Runs the image ansible-chatbot-stack:$ANSIBLE_CHATBOT_VERSION as a local container.

Change the ANSIBLE_CHATBOT_VERSION version and inference parameters below accordingly.

    export ANSIBLE_CHATBOT_VERSION=0.0.1
    export ANSIBLE_CHATBOT_VLLM_URL=<YOUR_MODEL_SERVING_URL>
    export ANSIBLE_CHATBOT_VLLM_API_TOKEN=<YOUR_MODEL_SERVING_API_TOKEN>
    export ANSIBLE_CHATBOT_INFERENCE_MODEL=<YOUR_INFERENCE_MODEL>
    export ANSIBLE_CHATBOT_INFERENCE_MODEL_FILTER=<YOUR_INFERENCE_MODEL_TOOLS_FILTERING>
    
    make run

Basic tests

Runs basic tests against the local container.

Change the ANSIBLE_CHATBOT_VERSION version and inference parameters below accordingly.

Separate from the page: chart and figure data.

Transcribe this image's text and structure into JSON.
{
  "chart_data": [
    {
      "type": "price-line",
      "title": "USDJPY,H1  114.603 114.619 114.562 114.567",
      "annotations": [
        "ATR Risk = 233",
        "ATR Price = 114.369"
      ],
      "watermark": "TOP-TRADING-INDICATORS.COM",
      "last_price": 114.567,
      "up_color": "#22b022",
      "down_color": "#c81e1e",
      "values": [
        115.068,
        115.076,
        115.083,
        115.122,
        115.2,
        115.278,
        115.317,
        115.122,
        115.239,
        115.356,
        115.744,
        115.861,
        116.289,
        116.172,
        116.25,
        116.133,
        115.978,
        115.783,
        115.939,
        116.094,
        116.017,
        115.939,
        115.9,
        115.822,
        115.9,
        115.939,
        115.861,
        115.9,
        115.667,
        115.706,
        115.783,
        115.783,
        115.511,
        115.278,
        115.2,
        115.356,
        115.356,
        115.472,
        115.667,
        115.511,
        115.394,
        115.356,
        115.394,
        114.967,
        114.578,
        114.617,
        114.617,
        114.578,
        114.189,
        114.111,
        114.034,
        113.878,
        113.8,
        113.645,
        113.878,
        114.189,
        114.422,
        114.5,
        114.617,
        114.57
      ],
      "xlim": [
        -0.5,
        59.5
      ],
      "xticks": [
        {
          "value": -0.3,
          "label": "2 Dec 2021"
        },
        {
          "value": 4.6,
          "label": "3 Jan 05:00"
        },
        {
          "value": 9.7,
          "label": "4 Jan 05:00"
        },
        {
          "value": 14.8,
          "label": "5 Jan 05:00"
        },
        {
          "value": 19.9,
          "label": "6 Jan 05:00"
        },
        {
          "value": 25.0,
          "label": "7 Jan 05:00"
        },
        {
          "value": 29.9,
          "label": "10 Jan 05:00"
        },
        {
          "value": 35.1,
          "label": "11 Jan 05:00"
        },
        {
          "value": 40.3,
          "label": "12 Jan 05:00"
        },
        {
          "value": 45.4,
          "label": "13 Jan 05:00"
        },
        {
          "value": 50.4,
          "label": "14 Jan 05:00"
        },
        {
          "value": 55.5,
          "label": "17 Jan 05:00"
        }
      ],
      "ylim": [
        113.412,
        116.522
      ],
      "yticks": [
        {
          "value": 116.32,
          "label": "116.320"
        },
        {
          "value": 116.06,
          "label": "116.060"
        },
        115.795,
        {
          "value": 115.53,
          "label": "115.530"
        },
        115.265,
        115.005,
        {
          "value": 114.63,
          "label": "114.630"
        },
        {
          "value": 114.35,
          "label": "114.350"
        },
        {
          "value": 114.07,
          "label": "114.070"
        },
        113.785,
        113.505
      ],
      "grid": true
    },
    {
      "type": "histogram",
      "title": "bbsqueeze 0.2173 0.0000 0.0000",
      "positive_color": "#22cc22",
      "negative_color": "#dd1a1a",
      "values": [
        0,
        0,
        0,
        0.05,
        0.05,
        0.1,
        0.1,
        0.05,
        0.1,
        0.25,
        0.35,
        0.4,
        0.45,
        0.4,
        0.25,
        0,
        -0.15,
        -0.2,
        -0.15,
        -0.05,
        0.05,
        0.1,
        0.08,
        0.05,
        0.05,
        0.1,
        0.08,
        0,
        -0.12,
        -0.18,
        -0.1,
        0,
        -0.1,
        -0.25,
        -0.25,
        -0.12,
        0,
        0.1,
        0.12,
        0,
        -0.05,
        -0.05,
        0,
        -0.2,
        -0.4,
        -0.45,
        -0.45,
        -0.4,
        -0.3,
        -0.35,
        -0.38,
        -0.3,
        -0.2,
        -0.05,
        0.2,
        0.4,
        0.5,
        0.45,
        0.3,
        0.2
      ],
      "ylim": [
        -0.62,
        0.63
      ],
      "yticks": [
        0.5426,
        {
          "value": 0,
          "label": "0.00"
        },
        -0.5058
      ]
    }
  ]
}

    export ANSIBLE_CHATBOT_VERSION=0.0.1
    export ANSIBLE_CHATBOT_VLLM_URL=<YOUR_MODEL_SERVING_URL>
    export ANSIBLE_CHATBOT_VLLM_API_TOKEN=<YOUR_MODEL_SERVING_API_TOKEN>
    export ANSIBLE_CHATBOT_INFERENCE_MODEL=<YOUR_INFERENCE_MODEL>
    export ANSIBLE_CHATBOT_INFERENCE_MODEL_FILTER=<YOUR_INFERENCE_MODEL_TOOLS_FILTERING>
    
    make run-test

AAP quality evaluations

AAP Chatbot Quality evaluations available:

Deploy into a k8s cluster

Change configuration in kustomization.yaml accordingly, then

    kubectl kustomize . > my-chatbot-stack-deploy.yaml

Deploy the service

    kubectl apply -f my-chatbot-stack-deploy.yaml

Appendix - Google Gemini API

Using the gemini remote inference provider:

  • Set the environment variable OPENAI_API_KEY=<YOUR_API_KEY>
  • Example of a v1/query request:
{
    "query": "hello",
    "system_prompt": "You are a helpful assistant.",
    "model": "gemini/gemini-2.5-flash",
    "provider": "gemini"
}

Appendix - Google Vertex API

Using the gemini remote inference provider:

  • Set a dummy value for the environment variable OPENAI_API_KEY (so gemini provider within llama-stack, does not complain)
  • Set the path for your Google's Service Account credentials JSON file in the env GOOGLE_APPLICATION_CREDENTIALS=<PATH_GOOGLE_CRED_JSON_FILE>
  • Example of a v1/query request:
{
    "query": "hello",
    "system_prompt": "You are a helpful assistant.",
    "model": "gemini-2.5-flash",
    "provider": "gemini"
}

Appendix - Host clean-up

If you have the need for re-building images, apply the following clean-ups right before:

    make clean

Appendix - Obtain a container shell

    # Obtain a container shell for the Ansible Chatbot Stack.
    make shell

Appendix - Run from source (PyCharm)

  1. Clone the lightspeed-core/lightspeed-stack repository to your development environment.
  2. In the ansible-chatbot-stack project root, create .env file in the project root and define following variables:
    PYTHONDONTWRITEBYTECODE=1
    PYTHONUNBUFFERED=1
    PYTHONCOERCECLOCALE=0
    PYTHONUTF8=1
    PYTHONIOENCODING=UTF-8
    LANG=en_US.UTF-8
    VLLM_URL=(VLLM URL Here)
    VLLM_API_TOKEN=(VLLM API Token Here)
    INFERENCE_MODEL=granite-3.3-8b-instruct
    
    LIBRARY_CLIENT_CONFIG_PATH=./ansible-chatbot-run.yaml
    SYSTEM_PROMPT_PATH=./ansible-chatbot-system-prompt.txt
    EMBEDDINGS_MODEL=./embeddings_model
    VECTOR_DB_DIR=./vector_db
    PROVIDERS_DB_DIR=./work
    EXTERNAL_PROVIDERS_DIR=./llama-stack/providers.d
    
  3. Create a Python run configuration with following values:
    • script/module: script
    • script path: (lightspeed-stack project root)/src/lightspeed_stack.py
    • arguments: --config ./lightspeed-stack_local.yaml
    • working directory: (ansible-chatbot-stack project root)
    • path to ".env" files: (ansible-chatbot-stack project root)/.env
  4. Run the created configuration from PyCharm main menu.

Note:

If you want to debug codes in the lightspeed-providers project, you can add it as a local package dependency with:

uv add --editable (lightspeed-providers project root)

It will update pyproject.toml and uv.lock files. Remember that they are for debugging purpose only and avoid checking in those local changes.